Treatment of substituted pyrimidine (I) with an aqueous solution of methylamine in HOAc/THF provides monomethylamino derivative (II), whose nitro group is hydrogenated over Ni-Raney in MeOH/HOAc to afford 5-amino compound (III). Condensation of (III) with aldehyde (IV) in HOAc/MeOH forms the Schiff base (V), which is converted into substituted purine (VI) by oxidative ring closure with FeCl3 in refluxing EtOH and posterior treatment with HCl in refluxing H2O/THF. Diazotization-substitution reaction of (VI) with diiodomethane, CuI and isoamyl nitrite in THF furnishes 2-iodo compound (VII), which is subjected to a cross-coupling reaction with alkyne (VIII) by means of bistriphenylphosphine palladium dichloride, cuprous iodide and Et3N in THF to afford 2-alkynyl compound (IX). Finally, the desired product is obtained by amination of (IX) with ammonia either in EtOH or in H2O/1,2-dimethoxyethane.

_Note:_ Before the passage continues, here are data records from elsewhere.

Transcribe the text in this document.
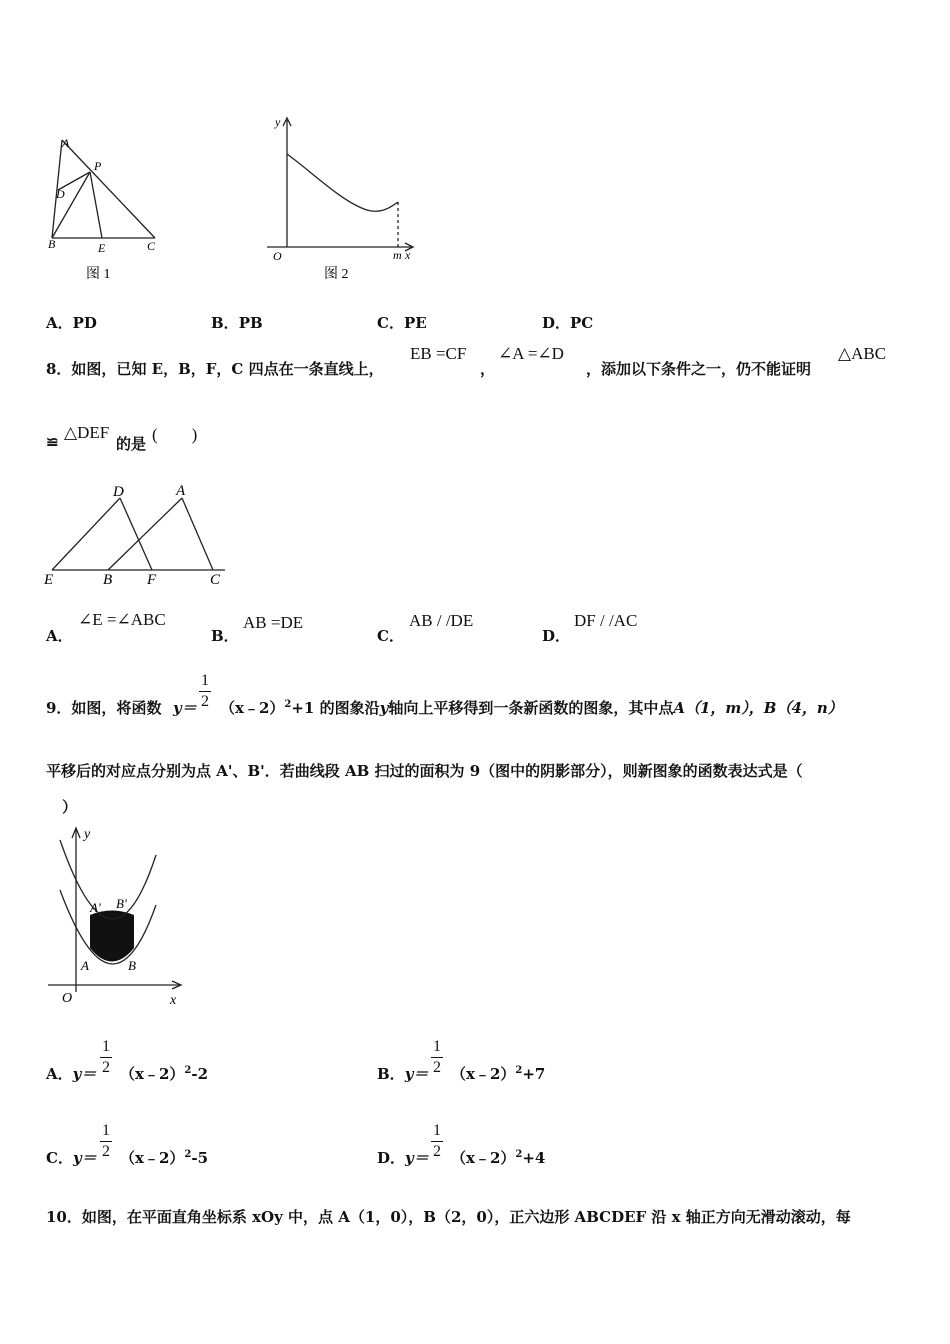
A
P
D
B	E	C
图 1
y
O	m x
图 2
A．PD	B．PB	C．PE	D．PC
8．如图，已知 E，B，F，C 四点在一条直线上，
EB =CF
，
∠A =∠D
，添加以下条件之一，仍不能证明
△ABC
≌ △DEF
的是 (　　)
D	A
E	B F	C
A．
∠E =∠ABC
B．
AB =DE
C．
AB / /DE
D．
DF / /AC
9．如图，将函数 y＝
1
2 （x﹣2）$^2$+1 的图象沿y轴向上平移得到一条新函数的图象，其中点A（1，m），B（4，n）
平移后的对应点分别为点 A'、B'．若曲线段 AB 扫过的面积为 9（图中的阴影部分），则新图象的函数表达式是（
）
y
A' B'
A	B
O	x
A．y＝
1
2 （x﹣2）$^2$-2	B．y＝
1
2 （x﹣2）$^2$+7
C．y＝
1
2 （x﹣2）$^2$-5	D．y＝
1
2 （x﹣2）$^2$+4
10．如图，在平面直角坐标系 xOy 中，点 A（1，0），B（2，0），正六边形 ABCDEF 沿 x 轴正方向无滑动滚动，每
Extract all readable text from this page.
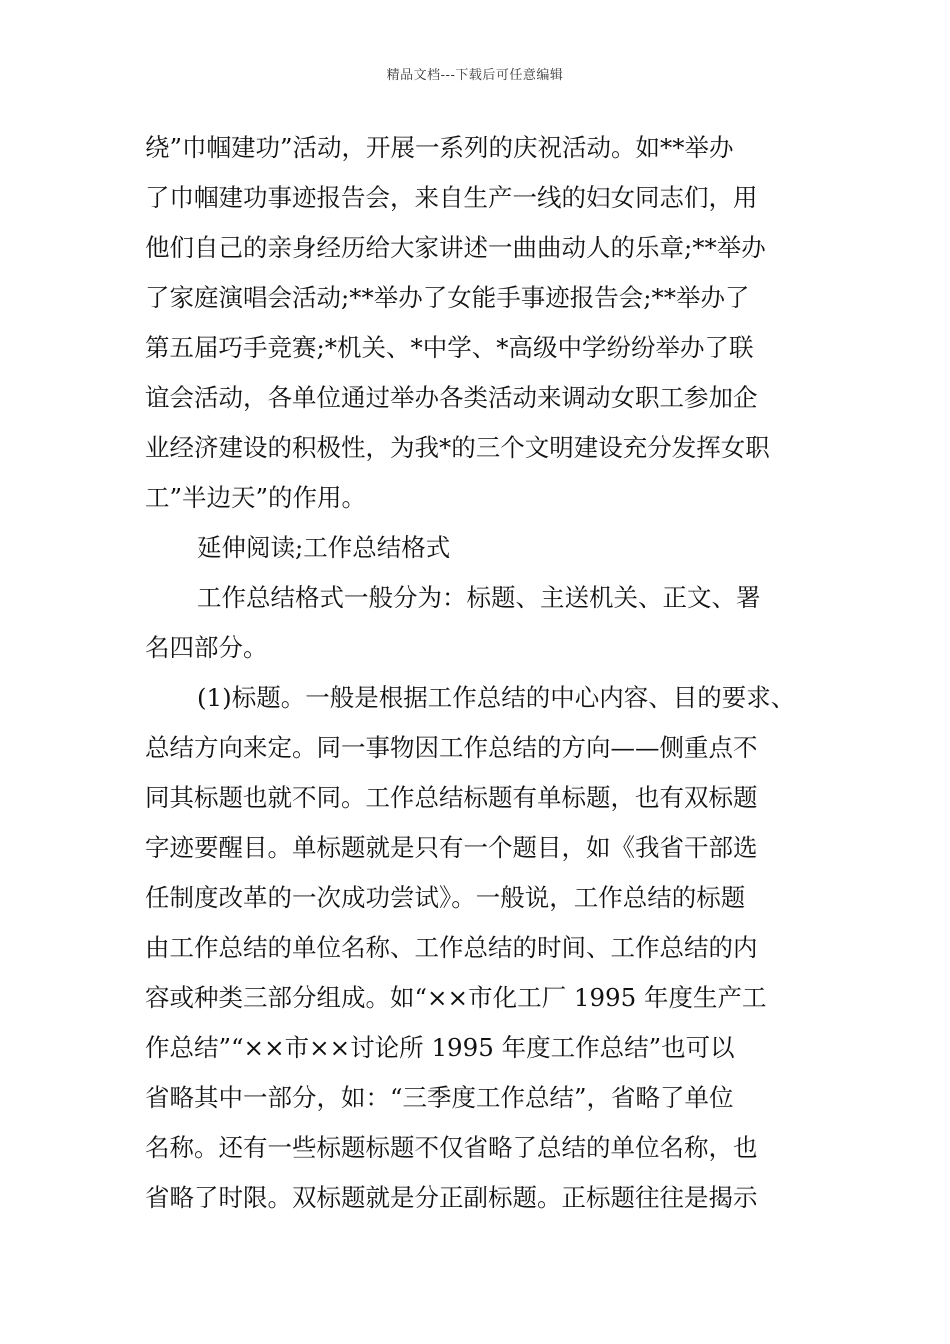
精品文档---下载后可任意编辑
绕”巾帼建功”活动，开展一系列的庆祝活动。如**举办
了巾帼建功事迹报告会，来自生产一线的妇女同志们，用
他们自己的亲身经历给大家讲述一曲曲动人的乐章;**举办
了家庭演唱会活动;**举办了女能手事迹报告会;**举办了
第五届巧手竞赛;*机关、*中学、*高级中学纷纷举办了联
谊会活动，各单位通过举办各类活动来调动女职工参加企
业经济建设的积极性，为我*的三个文明建设充分发挥女职
工”半边天”的作用。
延伸阅读;工作总结格式
工作总结格式一般分为：标题、主送机关、正文、署
名四部分。
(1)标题。一般是根据工作总结的中心内容、目的要求、
总结方向来定。同一事物因工作总结的方向——侧重点不
同其标题也就不同。工作总结标题有单标题，也有双标题
字迹要醒目。单标题就是只有一个题目，如《我省干部选
任制度改革的一次成功尝试》。一般说，工作总结的标题
由工作总结的单位名称、工作总结的时间、工作总结的内
容或种类三部分组成。如“××市化工厂 1995 年度生产工
作总结”“××市××讨论所 1995 年度工作总结”也可以
省略其中一部分，如：“三季度工作总结”，省略了单位
名称。还有一些标题标题不仅省略了总结的单位名称，也
省略了时限。双标题就是分正副标题。正标题往往是揭示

Condensation of chloropyrimidinone (I) with 3-aminobenzonitrile (II) produces the anilino pyrimidinone (III). This is subsequently chlorinated to chloropyrimidine (IV) by using phosphoryl chloride in the presence of N,N-dimethylaniline and tetraethylammonium chloride. Reduction of the nitro group of (IV) to amine (V) is performed by means of stannous chloride and sodium borohydride. Condensation of diaminopyrimidine (V) with 3-fluorobenzaldehyde (VI), followed by oxidative treatment with ferric chloride, furnishes the purine derivative (VII). Conversion of aminopurine (VII) to the iodo analogue (VIII) is achieved by diazotization with isoamyl nitrite in the presence of cuprous iodide and diiodomethane. Iodopurine (VIII) is then coupled to 1-ethynylcyclohexanol (IX) in the presence of palladium catalyst to give the disubstituted alkyne (X).
Displacement of the chloro group of (X) by means of ethanolic ammonia upon heating in a pressure vessel affords the amino purine (XI). The cyano group of (XI) is then hydrolyzed to the target amide with sodium peroxide, and the resultant compound is finally converted to the hydrochloride salt.